Dr. Uzuncan, 1982 yılında Zonguldak Kısım Hekimliği görevine atandığında, doktor vagonu hakkında şu bilgileri vermektedir: “Doktor vagonu, normal bir yolcu vagonu büyüklüğünde, dışarıda ‘DOKTOR’ yazılı pirinç levha bulunan bir vagondu. İçerisinde bir bekleme salonu, kompartımanlar, doktor muayene odası, dinlenme odası, mutfak, tuvalet ve banyo bulunuyordu. Vagon, yük trenlerine bağlı olarak turne yapıyordu ve soba ile ısıtılıyordu.”
1960 sonrası sağlık hizmetlerinin yaygınlaşması ve kurumsallaşmasıyla birlikte, doktor vagonları 1960-1992 yılları arasında demiryolu personeli ve ailelerine hizmet vermeye devam etti. Ancak, 1992 yılından sonra bu vagonlar terk edildi ve zamanla yok olma tehlikesiyle karşılaştı. Bir tek vagon, TCDD 3. Bölge Müdürlüğü tarafından Uşak’ta bırakılmıştı. 2017 yılında bu vagon, Alsancak Garı'na getirilerek restore edilip bakım altına alındı.
TCDD 3. Bölge Eski Müdürü Selim Koçbay ve çalışma arkadaşlarının gayretleriyle, doktor vagonu, tarihi değerine uygun bir şekilde restore edilerek yeniden kent kültürüne kazandırıldı. Zafer Gazi Tunalı, belgesel çalışması için Oturak İstasyonu’na gittiğinde, vagonun perişan halini şu şekilde anlatmıştır: “Vagon, kendi boyu kadar bir rayda kıpırdayamayacak halde duruyordu. Etrafını otlar sarmış, tavanı neredeyse çökmüş, bazı camlardan içeri ağaç dalları girmişti. İçeri girdiğimizde, vagonun harabe hali bizleri derinden üzüntüye boğdu.”
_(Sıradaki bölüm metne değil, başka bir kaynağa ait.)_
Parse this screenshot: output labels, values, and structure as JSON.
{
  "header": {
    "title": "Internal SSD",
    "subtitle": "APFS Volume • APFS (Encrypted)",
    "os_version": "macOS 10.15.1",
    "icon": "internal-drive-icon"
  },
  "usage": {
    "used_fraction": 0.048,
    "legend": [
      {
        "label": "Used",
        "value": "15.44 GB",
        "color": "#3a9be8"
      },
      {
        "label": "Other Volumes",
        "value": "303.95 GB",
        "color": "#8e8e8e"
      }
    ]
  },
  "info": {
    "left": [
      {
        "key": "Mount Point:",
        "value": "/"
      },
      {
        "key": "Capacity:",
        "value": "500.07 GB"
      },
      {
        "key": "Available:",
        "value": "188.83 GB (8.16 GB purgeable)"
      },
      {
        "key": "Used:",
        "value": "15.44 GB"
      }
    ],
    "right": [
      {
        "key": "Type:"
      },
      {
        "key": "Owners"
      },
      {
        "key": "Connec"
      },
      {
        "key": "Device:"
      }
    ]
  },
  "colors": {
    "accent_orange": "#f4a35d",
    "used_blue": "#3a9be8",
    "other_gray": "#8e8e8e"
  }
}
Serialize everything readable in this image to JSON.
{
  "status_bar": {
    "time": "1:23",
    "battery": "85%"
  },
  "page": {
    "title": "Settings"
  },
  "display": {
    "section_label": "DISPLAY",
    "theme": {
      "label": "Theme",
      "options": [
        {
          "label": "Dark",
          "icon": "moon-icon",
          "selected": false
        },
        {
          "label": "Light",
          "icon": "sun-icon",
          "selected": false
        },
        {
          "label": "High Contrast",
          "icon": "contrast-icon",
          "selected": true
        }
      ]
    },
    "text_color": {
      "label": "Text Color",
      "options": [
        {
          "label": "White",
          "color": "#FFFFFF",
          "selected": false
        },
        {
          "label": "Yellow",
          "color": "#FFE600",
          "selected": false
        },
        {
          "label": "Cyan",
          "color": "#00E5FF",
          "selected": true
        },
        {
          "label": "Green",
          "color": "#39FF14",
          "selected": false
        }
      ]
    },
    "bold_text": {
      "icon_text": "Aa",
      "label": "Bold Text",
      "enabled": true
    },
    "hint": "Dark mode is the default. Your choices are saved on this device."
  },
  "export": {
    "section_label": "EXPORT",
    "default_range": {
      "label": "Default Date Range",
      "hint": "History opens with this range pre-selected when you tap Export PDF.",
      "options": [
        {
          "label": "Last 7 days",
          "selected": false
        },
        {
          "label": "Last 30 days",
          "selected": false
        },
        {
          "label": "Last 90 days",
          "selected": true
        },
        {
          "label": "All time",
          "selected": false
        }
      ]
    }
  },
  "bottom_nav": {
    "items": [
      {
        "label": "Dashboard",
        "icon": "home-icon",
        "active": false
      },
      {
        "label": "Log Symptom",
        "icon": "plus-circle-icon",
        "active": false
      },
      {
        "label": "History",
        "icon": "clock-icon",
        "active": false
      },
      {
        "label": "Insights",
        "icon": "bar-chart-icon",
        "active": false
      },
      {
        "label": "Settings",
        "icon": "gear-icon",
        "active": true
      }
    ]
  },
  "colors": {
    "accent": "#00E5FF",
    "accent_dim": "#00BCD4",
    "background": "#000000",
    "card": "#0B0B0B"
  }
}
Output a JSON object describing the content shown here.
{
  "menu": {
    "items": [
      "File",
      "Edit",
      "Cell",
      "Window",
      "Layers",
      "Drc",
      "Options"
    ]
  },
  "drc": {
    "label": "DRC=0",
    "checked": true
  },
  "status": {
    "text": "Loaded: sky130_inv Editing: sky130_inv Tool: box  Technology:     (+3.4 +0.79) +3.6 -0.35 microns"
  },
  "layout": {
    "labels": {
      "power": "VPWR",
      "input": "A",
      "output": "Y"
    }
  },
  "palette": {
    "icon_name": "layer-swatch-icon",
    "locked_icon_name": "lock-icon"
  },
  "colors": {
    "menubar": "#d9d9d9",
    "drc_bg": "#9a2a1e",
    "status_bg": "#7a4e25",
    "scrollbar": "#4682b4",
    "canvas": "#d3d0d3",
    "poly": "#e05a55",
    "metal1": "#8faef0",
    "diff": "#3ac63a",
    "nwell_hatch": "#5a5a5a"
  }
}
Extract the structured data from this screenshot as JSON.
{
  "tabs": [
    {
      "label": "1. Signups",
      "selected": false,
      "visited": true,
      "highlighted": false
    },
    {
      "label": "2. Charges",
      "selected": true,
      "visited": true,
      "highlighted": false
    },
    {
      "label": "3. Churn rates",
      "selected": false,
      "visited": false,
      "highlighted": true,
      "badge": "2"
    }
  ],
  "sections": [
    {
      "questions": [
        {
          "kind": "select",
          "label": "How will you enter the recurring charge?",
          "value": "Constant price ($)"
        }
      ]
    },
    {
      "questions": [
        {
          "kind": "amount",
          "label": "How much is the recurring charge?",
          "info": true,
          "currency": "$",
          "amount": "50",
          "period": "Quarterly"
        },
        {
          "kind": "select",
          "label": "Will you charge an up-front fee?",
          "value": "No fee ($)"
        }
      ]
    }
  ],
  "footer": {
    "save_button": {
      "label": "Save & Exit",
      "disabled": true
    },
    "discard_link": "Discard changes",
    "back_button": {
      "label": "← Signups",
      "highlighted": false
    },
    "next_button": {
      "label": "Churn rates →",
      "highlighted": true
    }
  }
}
1930-1992 yılları arasında 32 "Sıhhi İmdat" vagonu, TCDD bünyesinde sağlık hizmeti vermişti. Bunlardan geriye kalan tek vagon, 1927 yılında Almanya’da üretilip 1930 yılında Türkiye’ye getirilmiştir. 2018 yılında İzmir Büyükşehir Belediyesi ve İzmir Tabip Odası öncülüğünde, İzmir Sağlık Müdürlüğü, Ege, Dokuz Eylül, İzmir Katip Çelebi ve İzmir Ekonomi üniversitelerinin katkılarıyla, bu vagon müze olarak restore edilip, 14 Mart Tıp Bayramı’nda Basmane Garı’nda ziyarete açılmıştır.
TCDD Doktor Vagonu, bugün İzmir Alsancak Tren Garı’nda Atatürk ve Yaver vagonlarıyla birlikte ziyaretçilere sunulmaktadır. Vagonun içinde ameliyathane, 8 yataklı revir, ilaç odası (eczane), doktor odası, hastabakıcı odası ve mutfak yer almaktadır. Ameliyathane bölümünde, dönemin aktif olarak kullanılan ameliyat masası, muayene aletleri ve diş tedavisinde kullanılan tıbbi araçlar sergilenmektedir.